REIT Develops Peak Sites;
Its Tenants Fight the Virus
Healthcare real estate owner-developer Healthpeak Properties Inc. (NYSE: PEAK) is right in the middle of the coronavirus pandemic. With part of its focus on premium properties, it might be more ready than most to weather it.
Its tenants are “at the forefront in the battle against COVID-19, from vaccine research and development, to donation of supplies,” Healthpeak said.
The REIT implemented internal changes to mitigate financial impact and support work combatting the coronavirus and, in a March 24 update to investors, outlined those. It’s providing vacant space to hospitals and tenants to use for screening and isolation, while parking lots are being used for drive-thru testing, for instance.
“Longer term, we believe this pandemic will highlight the positive societal impact of the work being done by biotech companies, which will also benefit the industry.”
The company counts $20 billion in managed assets, totaling about 665 buildings in 40 states across three sectors: senior housing, medical office and life science.
Seven communities in its portfolio had confirmed COVID-19 cases as of late last month.
In each, “rigorous quarantine and isolation procedures have been implemented in close cooperation with local and state health authorities,” the company said in the update.
On the office and life science side, Healthpeak has been buying or building A-level product in key biotech markets including Boston and San Diego.
Corporately, it shifted to remote work March 16, and the company’s offices, including its Irvine headquarters, “are fully operational, virtually connected and well-positioned for business continuity throughout the COVID-19 crisis.”
Its shares have fallen 40% since mid-February to a $12 billion market cap.
—Katie Murar
Cash-Rich Sunstone Had Early Impact from Virus
With the hotel market approaching a peak in property valuations of late, Sunstone Hotel Investors Inc. (NYSE: SHO) had already turned to selling over buying. The Business Journal reported in November that since 2017 the hotel REIT had slimmed from 30 properties to 20 and from 14,300 rooms to 10,600.
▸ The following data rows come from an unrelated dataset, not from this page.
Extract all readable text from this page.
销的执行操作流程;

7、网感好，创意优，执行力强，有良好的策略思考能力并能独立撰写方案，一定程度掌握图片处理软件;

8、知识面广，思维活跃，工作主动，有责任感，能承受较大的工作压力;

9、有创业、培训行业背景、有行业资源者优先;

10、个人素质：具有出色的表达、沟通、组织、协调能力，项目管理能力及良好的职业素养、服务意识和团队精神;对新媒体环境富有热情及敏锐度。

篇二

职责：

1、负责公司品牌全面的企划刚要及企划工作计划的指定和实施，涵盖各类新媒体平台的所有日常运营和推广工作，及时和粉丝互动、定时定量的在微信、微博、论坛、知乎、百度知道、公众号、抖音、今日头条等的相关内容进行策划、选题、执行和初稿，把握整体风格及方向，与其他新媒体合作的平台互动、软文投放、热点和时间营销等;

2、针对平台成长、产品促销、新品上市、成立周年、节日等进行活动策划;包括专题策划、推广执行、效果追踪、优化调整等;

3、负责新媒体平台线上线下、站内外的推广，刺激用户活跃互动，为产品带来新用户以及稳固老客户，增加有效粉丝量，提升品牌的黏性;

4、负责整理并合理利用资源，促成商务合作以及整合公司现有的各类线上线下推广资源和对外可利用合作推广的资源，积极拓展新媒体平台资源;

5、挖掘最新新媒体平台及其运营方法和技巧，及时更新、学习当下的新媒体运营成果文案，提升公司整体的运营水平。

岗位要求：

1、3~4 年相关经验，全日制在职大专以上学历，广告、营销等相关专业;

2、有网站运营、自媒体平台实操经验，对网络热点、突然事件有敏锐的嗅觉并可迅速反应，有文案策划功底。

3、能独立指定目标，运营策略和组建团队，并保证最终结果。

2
Late last year, it sold an LAX-area hotel and shed its last two OC properties in 2017 and 2018. Its last acquisition was in Key West three years ago. As a result, it was sitting on roughly $700 million in cash, not to mention a fully loaded $500 million credit line.
Then things got just plain rough.
Sunstone was among the first hotel companies to begin reporting on the coronavirus pandemic’s effects, noting in a mid-February earnings report it had already seen $1 million worth of group business cancellations; by March 5 that had climbed to $11 million and Sunstone withdrew full-year earnings guidance.
Hotels nationwide are closing amid what’s essentially a travel moratorium, though the industry is growing agile in its response (see related story, page 3).
Sunstone shares are down 35% since markets began to drop in mid-February, to about a $1.9 billion market cap.